Southampton cancer scientist becomes Fellow of Academy of Medical Sciences

Published: 30 May 2024
Mark Cragg

A Faculty of Medicine Professor has been named a Fellow of the Academy of Medical Sciences.

Mark Cragg is Professor of Professor in Experimental Cancer Biology and is internationally recognised for his work in using the body’s own immune system to fight cancer.

His research analyses how the immune system interacts with cancer cells and how it can be harnessed with immunotherapy drugs called monoclonal antibodies. These drugs recognise and find specific proteins on cancer or immune cells and can then remove the cancer in different ways. Some attach to the cancer cells, making it easier for the cells of the immune system to find and destroy them, others block proteins that stop the immune system working (checkpoint inhibitors) and others bind to and stimulate the immune cells directly (immunostimulatory antibodies). Southampton has a rich and successful history in this area of cancer research bringing new antibody treatments from the laboratory to the clinic.

Mark is a member of the Antibody and Vaccine Group at the University of Southampton, joint Deputy Head of School Research in Cancer Sciences and is Director of the MRC DTP Translational Biomedical Sciences.

He is the only University of Southampton member of staff in the 2024 cohort of Fellows, who have been recognised for their remarkable contributions to advancing biomedical and health sciences, ground-breaking research discoveries and translating developments into benefits for patients and wider society.

Professor Cragg said: “I am surprised, delighted and honoured to have been elected a Fellow of the Academy of Medical Sciences, which is welcome recognition of the work we are doing in Centre for Cancer immunology. Awards like this are only possible through long-term commitment to a research area and collaboration with many different scientists, clinicians and industry colleagues. It recognises a rich history of Antibody Immunotherapy first developed in Southampton by George Stevenson and Martin Glennie and is only possible through the support from my fantastic colleagues within the Antibody and Vaccine Group. I am also grateful to my colleagues and collaborators across the University and beyond who I have worked with to take new antibody drugs into patients. This fellowship reflects the strength of cancer immunology translational research in Southampton. I look forward to working with the Academy to further the advances of Cancer Immunotherapy in the future”

The expertise of Fellows elected this year spans a wide range of clinical and non-clinical disciplines, from midwifery to cancer stem cell biology. They join an esteemed Fellowship of over 1,400 researchers who are at the heart of the Academy's work, which includes nurturing the next generation of researchers and shaping research and health policy in the UK and worldwide.

Professor Andrew Morris PMedSci, President of the Academy of Medical Sciences, said: “It is an honour to welcome these brilliant minds to our Fellowship. Our new Fellows lead pioneering work in biomedical research and are driving remarkable improvements in healthcare. We look forward to working with them, and learning from them, in our quest to foster an open and progressive research environment that improves the health of people everywhere through excellence in medical science.”

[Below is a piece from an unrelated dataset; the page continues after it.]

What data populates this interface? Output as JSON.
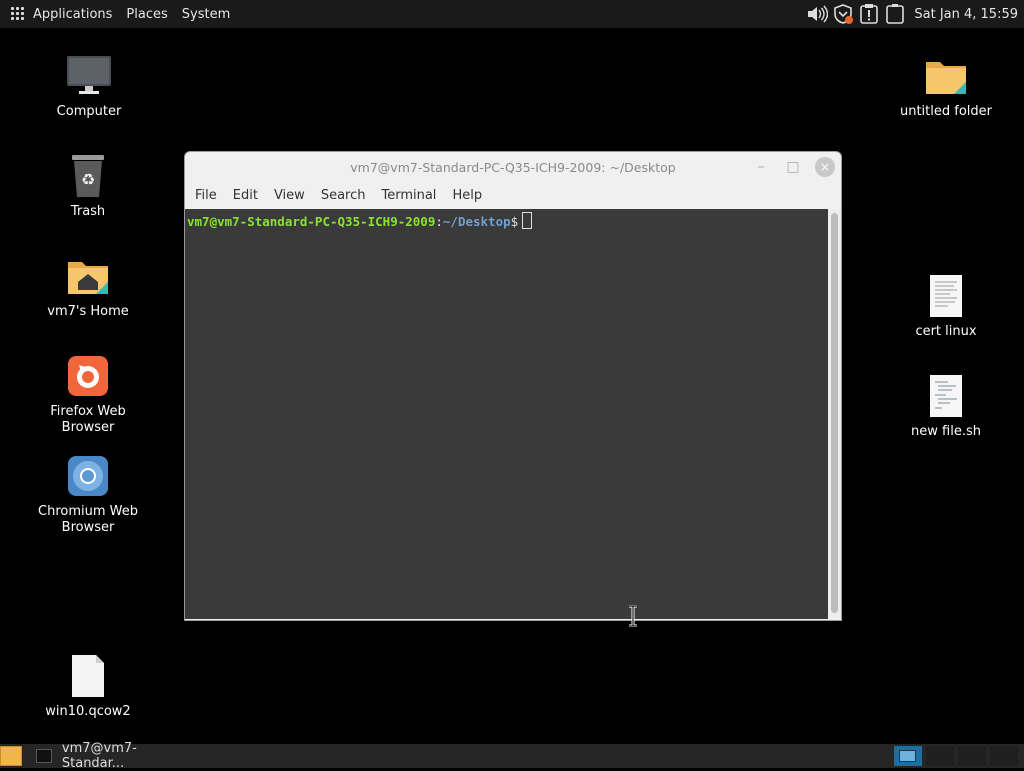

The new Fellows will be formally admitted to the Academy at a ceremony on Wednesday 18 September 2024.

The Academy of Medical Sciences is the independent, expert body representing the diversity of medical science in the UK. Its mission is to advance biomedical and health research and its translation into benefits for society. The Academy's elected Fellows are the most influential scientists in the UK and worldwide, drawn from the NHS, academia, industry and the public service.